The Eastern Edge Of Ilion

The Day Of Their Return, 4.

(Tomorrow will be taken up with a funeral, then an evening meeting, so there might not be much blogging. There was a guy that I had expected to meet at the funeral but I read his obituary today.)

We realize that Aeneas is not just an empty stage where Poul Anderson's characters strut and fret their hour but an imaginatively constructed planetary environment:

there are canals, marshes and salt lakes on the Antonine (former) Seabed;

westerly winds blow moisture from the Seabed onto the eastern edge of the continent of Ilion where there is "...actual rain two or three times a year." (p. 100);

also, the Wildfoss River helps to maintain a water table that supplies a few wells;

consequently, generations of the Hedin family have been able to farm and ranch;

their settlement has a windbreak of Aenean delphi and rahab, Terrestrial oak and acacia, Llynathawrian rasmin and Ythrian hammerbranch;

their flowerbeds have to be extra-planetary because no flowers evolved on Aeneas.

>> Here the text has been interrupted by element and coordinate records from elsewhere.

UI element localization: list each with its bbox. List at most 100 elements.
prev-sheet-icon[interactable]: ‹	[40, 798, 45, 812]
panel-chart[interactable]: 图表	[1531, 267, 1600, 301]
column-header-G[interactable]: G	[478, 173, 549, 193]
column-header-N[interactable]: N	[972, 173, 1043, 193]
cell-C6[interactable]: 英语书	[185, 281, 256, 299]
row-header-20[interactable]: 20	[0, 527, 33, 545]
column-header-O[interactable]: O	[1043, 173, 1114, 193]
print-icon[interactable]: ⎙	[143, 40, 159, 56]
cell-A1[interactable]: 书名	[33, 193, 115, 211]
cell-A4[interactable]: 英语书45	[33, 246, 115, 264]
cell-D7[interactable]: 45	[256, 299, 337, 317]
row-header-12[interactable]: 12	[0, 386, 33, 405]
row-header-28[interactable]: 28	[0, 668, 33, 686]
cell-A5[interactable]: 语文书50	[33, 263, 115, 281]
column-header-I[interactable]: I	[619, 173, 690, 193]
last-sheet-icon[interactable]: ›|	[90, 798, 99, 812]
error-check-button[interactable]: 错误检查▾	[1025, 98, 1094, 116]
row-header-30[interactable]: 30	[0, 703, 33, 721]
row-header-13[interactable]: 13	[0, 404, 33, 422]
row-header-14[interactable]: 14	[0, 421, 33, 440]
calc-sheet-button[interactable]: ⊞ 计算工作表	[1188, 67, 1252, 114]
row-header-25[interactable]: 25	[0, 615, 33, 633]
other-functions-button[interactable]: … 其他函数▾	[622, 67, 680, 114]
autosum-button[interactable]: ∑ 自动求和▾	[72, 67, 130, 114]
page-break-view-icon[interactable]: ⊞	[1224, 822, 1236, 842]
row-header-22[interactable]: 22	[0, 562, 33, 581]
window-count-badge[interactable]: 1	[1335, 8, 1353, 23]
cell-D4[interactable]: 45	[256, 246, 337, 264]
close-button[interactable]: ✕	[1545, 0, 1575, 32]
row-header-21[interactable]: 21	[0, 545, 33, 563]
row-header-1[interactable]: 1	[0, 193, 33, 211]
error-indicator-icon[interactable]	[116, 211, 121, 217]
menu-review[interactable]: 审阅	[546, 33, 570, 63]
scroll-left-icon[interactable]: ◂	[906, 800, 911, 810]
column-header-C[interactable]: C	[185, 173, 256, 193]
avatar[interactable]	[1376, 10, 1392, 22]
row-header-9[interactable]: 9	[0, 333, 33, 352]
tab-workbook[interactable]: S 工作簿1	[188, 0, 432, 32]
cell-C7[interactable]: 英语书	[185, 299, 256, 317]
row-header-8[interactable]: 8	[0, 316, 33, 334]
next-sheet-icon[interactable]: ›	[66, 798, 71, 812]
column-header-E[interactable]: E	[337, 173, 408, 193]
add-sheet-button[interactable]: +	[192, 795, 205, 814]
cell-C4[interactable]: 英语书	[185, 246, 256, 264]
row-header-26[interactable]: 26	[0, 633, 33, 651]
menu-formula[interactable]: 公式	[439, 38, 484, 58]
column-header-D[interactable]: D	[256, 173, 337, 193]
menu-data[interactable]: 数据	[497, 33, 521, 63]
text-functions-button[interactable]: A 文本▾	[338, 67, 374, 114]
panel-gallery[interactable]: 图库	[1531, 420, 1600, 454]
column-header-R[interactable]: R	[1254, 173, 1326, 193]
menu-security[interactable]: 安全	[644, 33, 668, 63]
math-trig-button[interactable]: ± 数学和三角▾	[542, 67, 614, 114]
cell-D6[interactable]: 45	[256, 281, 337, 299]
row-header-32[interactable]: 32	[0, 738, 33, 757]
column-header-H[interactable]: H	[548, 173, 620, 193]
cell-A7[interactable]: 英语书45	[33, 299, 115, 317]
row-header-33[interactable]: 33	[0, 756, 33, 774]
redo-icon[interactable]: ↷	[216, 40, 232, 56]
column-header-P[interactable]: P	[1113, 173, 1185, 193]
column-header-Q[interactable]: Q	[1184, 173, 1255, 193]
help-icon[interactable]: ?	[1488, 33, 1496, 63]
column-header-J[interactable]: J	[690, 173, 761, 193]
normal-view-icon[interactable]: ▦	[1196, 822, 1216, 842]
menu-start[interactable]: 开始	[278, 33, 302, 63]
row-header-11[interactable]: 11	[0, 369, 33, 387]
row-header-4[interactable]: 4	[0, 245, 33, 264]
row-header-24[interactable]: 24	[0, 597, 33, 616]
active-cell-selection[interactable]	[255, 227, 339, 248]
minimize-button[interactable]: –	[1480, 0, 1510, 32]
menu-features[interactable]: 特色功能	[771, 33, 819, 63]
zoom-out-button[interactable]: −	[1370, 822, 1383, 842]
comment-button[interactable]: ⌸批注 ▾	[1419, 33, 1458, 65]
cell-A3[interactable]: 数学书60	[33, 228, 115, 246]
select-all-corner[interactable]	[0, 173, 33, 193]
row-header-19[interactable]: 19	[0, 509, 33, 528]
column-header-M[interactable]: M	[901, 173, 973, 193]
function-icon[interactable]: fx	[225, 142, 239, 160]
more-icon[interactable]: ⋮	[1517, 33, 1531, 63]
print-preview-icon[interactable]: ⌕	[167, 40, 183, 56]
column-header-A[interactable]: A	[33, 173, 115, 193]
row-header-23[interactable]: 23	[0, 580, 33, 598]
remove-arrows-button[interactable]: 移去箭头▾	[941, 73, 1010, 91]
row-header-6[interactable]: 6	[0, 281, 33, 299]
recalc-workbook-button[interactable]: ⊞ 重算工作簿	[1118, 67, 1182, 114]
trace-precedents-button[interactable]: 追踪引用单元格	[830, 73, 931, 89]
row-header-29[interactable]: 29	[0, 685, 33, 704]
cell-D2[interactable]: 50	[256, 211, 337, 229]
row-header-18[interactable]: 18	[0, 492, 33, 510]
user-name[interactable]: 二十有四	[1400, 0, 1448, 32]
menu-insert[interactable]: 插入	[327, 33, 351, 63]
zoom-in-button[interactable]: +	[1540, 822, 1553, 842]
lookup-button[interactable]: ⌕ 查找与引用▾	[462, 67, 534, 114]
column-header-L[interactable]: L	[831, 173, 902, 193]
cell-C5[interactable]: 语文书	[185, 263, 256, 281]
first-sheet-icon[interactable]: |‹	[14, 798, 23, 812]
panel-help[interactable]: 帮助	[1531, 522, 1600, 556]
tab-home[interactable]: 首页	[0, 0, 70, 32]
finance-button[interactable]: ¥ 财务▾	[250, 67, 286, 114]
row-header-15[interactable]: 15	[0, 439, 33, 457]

Think about all that detail, then contemplate not just the Hedins but an entire population living in Ilion and in other parts of Aeneas.

7 comments:

Sean M. Brooks said...

Kaor, Paul!

My condolences for the loss of a friend, apparently quite unexpectedly.

Ad astra! Sean

paulshackley2017@gmail.com said...

Sean,

Thank you. Humanist celebrant but a quiet for anyone to reflect or pray if they wanted to.

Paul.

paulshackley2017@gmail.com said...

a quiet period

Sean M. Brooks said...

Kaor, Paul!

Sounds like almost what the Quakers do.

Ad astra! Sean

paulshackley2017@gmail.com said...

Good comparison. But emphasis on secularism in what the celebrant said.

S.M. Stirling said...

Paul: my condolences as well. As the saying goes, life lends us things, it doesn't give them.

paulshackley2017@gmail.com said...

Thank you. The event was a celebration.